La difesa della CBF continua a scricchiolare mentre l’attacco dà l’impressione di poter segnare in qualsiasi momento, ed è su questo leitmotiv che si sviluppa il resto del primo tempo sino al fischio dell’arbitro, che manda le squadre al riposo sul 2-1.

I primi 10’ della ripresa sembrano mantenere lo stesso canovaccio tattico, con il Brasile a fare la partita e la Svezia a cercare di sfruttare le (inedite) incertezze difensive degli avversari.

Poi, al 56’, la magia: Nilton Santos pesca Pelè con un pallone alto dal limite dell’area; il (neanche) diciottenne attaccante verdeoro aggancia, salta un difensore piombatogli addosso con un pregevole sombrero, quindi al volo, questa volta di destro, trafigge Svensson con un tiro preciso e potente. Il commentatore verdeoro impazzisce, e grida al sensacional, mentre chiunque non può far altro che riconoscere la classe cristallina di colui che sarebbe divenuto, per tutti, O Rei.

Dopo il 3-1, la partita per il Brasile si fa in discesa, e le incursioni scandinave divengono sempre più sporadiche. Garrincha è ormai il padrone incontrastato della fascia destra, e al 68’ c’è gloria anche per Zagallo, bravo a vincere un rimpallo e a mettere a segno il quarto gol dei suoi.

A 10’ dalla fine Simonsson accorcia le distanze, sfruttando un buco in difesa e portando il risultato sul 4-2, ma il Brasile rimane comunque in controllo, e al 90’ c’è anche spazio per la seconda gioia di giornata di Pelè: con un meraviglioso colpo di tacco libera Zagallo sulla sinistra; quindi, si fa restituire il pallone e di testa mette alle spalle di Svensson per il quinto gol che fa esplodere la panchina e il cronista brasiliano.

Il giovane in lacrime viene sollevato dai suoi compagni, che poco dopo effettuano un giro per tutto il campo con un’enorme bandiera svedese in segno di rispetto, con il pubblico che ricambia applaudendo lo spettacolo offerto dai funamboli d’oltreoceano.

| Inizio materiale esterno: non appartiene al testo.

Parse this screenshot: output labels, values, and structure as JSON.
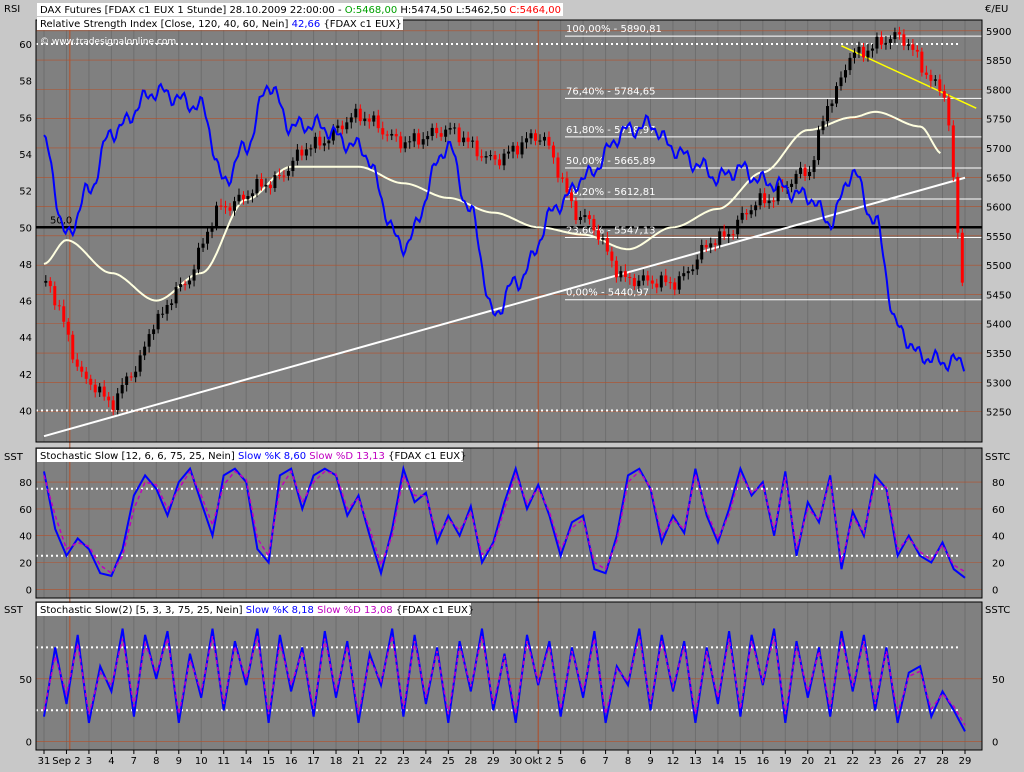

Bellini alza la coppa al cielo, il Brasile è campione del mondo, le gente scende in strada per i quartieri di Rio e riscatta l’onta subita otto anni prima a pochi metri da casa contro l’Uruguay. Inizia l’era della maestosa CBF, che di lì in avanti si aggiudicherà altre cinque edizioni della Coppa del Mondo (diventandone la più titolata), quindi altre sei Copa America e quattro Confederations Cup, e inizia quella dei mille e più gol del calciatore del secolo, di sua maestà, della perla nera Edson Arantes do Nascimento, in arte Pelè.